Within the scope of a study undertaken by the research department of Globalpark AG, the consequences of different gratification strategies and frequency of invitations for surveys on panel attrition has been analyzed. 699 panel members were recruited in August and September 2000 and filled out the initial questionnaire. These panel members habe been surveyed over the next two and a half years up to 12 times. The participants of three of these surveys took part in raffles. Three surveys did not come with any incentive. Six out of the twelve surveys came with bonus points that could be exchanged into shopping vouchers. On average, the 699 panel members have been invited to 6.3 surveys. The average participation rate (answering at least one question) was 61%. In April and May 2002, four surveys had been conducted that again invited the 699 panel members. These four surevys serve as a bench mark whether or not the panel members are still active. 406 panel members reacted to the invitations and answered at least one question. This is equivalent to a participation rate of 58% (see figure 1).

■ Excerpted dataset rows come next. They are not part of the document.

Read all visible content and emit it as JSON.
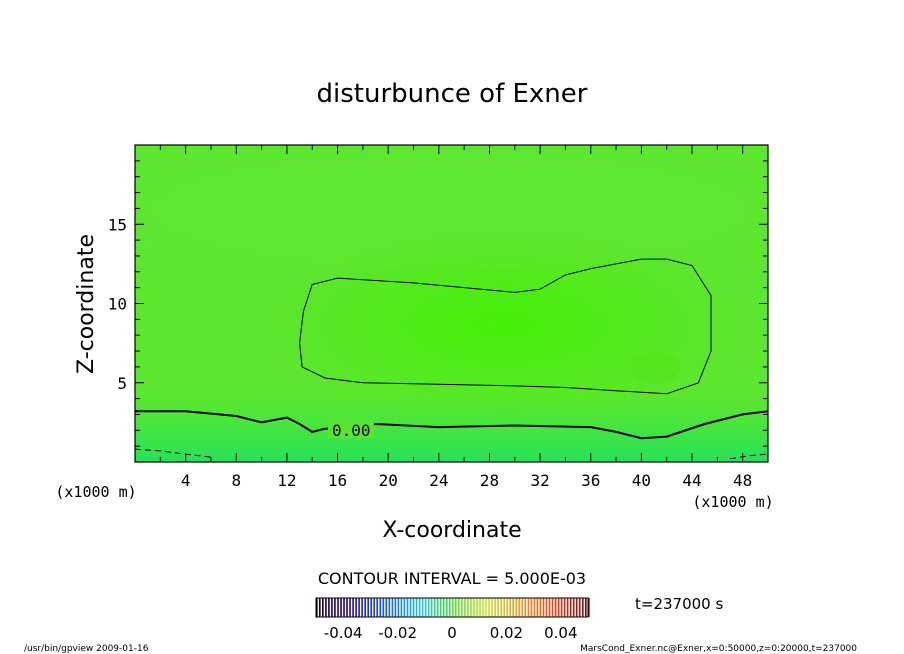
{
  "chart_data": {
    "type": "contour",
    "title": "disturbunce of Exner",
    "xlabel": "X-coordinate",
    "ylabel": "Z-coordinate",
    "x_unit": "(x1000 m)",
    "z_unit": "(x1000 m)",
    "xlim": [
      0,
      50
    ],
    "ylim": [
      0,
      20
    ],
    "x_ticks": [
      4,
      8,
      12,
      16,
      20,
      24,
      28,
      32,
      36,
      40,
      44,
      48
    ],
    "y_ticks": [
      5,
      10,
      15
    ],
    "contour_interval_text": "CONTOUR INTERVAL = 5.000E-03",
    "contour_label": "0.00",
    "colorbar_ticks": [
      "-0.04",
      "-0.02",
      "0",
      "0.02",
      "0.04"
    ],
    "colorbar_range": [
      -0.05,
      0.05
    ],
    "contours": [
      {
        "level": 0.0,
        "style": "solid-bold",
        "points": [
          [
            0,
            3.2
          ],
          [
            4,
            3.2
          ],
          [
            8,
            2.9
          ],
          [
            10,
            2.5
          ],
          [
            12,
            2.8
          ],
          [
            13,
            2.4
          ],
          [
            14,
            1.9
          ],
          [
            15,
            2.1
          ],
          [
            16.5,
            2.1
          ],
          [
            19,
            2.4
          ],
          [
            24,
            2.2
          ],
          [
            30,
            2.3
          ],
          [
            36,
            2.2
          ],
          [
            38,
            1.9
          ],
          [
            40,
            1.5
          ],
          [
            42,
            1.6
          ],
          [
            45,
            2.4
          ],
          [
            48,
            3.0
          ],
          [
            50,
            3.2
          ]
        ]
      },
      {
        "level": 0.005,
        "style": "solid-thin",
        "closed": true,
        "points": [
          [
            14,
            11.2
          ],
          [
            16,
            11.6
          ],
          [
            18,
            11.5
          ],
          [
            22,
            11.3
          ],
          [
            26,
            11.0
          ],
          [
            30,
            10.7
          ],
          [
            32,
            10.9
          ],
          [
            34,
            11.8
          ],
          [
            36,
            12.2
          ],
          [
            38,
            12.5
          ],
          [
            40,
            12.8
          ],
          [
            42,
            12.8
          ],
          [
            44,
            12.4
          ],
          [
            45.5,
            10.5
          ],
          [
            45.5,
            7.0
          ],
          [
            44.5,
            5.0
          ],
          [
            42,
            4.3
          ],
          [
            38,
            4.5
          ],
          [
            34,
            4.7
          ],
          [
            30,
            4.8
          ],
          [
            24,
            4.9
          ],
          [
            18,
            5.0
          ],
          [
            15,
            5.3
          ],
          [
            13.2,
            6.0
          ],
          [
            13,
            7.5
          ],
          [
            13.3,
            9.5
          ],
          [
            14,
            11.2
          ]
        ]
      },
      {
        "level": -0.005,
        "style": "dashed",
        "points": [
          [
            0,
            0.8
          ],
          [
            2,
            0.7
          ],
          [
            4,
            0.5
          ],
          [
            6,
            0.3
          ]
        ]
      },
      {
        "level": -0.005,
        "style": "dashed",
        "points": [
          [
            47,
            0.2
          ],
          [
            48.5,
            0.4
          ],
          [
            50,
            0.5
          ]
        ]
      }
    ],
    "annotations": [
      "t=237000 s"
    ]
  },
  "footer": {
    "left": "/usr/bin/gpview  2009-01-16",
    "right": "MarsCond_Exner.nc@Exner,x=0:50000,z=0:20000,t=237000"
  }
}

Frequent invitations to surveys foster the readiness to remain in the panel. Those panel members that left the panel had been invited to 5.5 surveys on average. Members that remained in the panel, in contrast, had been invited to 7.3 surveys on average (see figure 3). The relation between frequency of invitation and panel attrition is shown in more detail in figure 4. Almost 70% of the panel members that received nine ore more invitations were still active in April and Mai 2002. Conversely, panel members that received only few invitations had a high probability of leaving the panel.
Hemsing, W., Müller, J. & Gräf, L. (2002). Panel attrition in relation to different kinds of incentives. Presentation at the 5th German Online Research Conference, Hohenheim.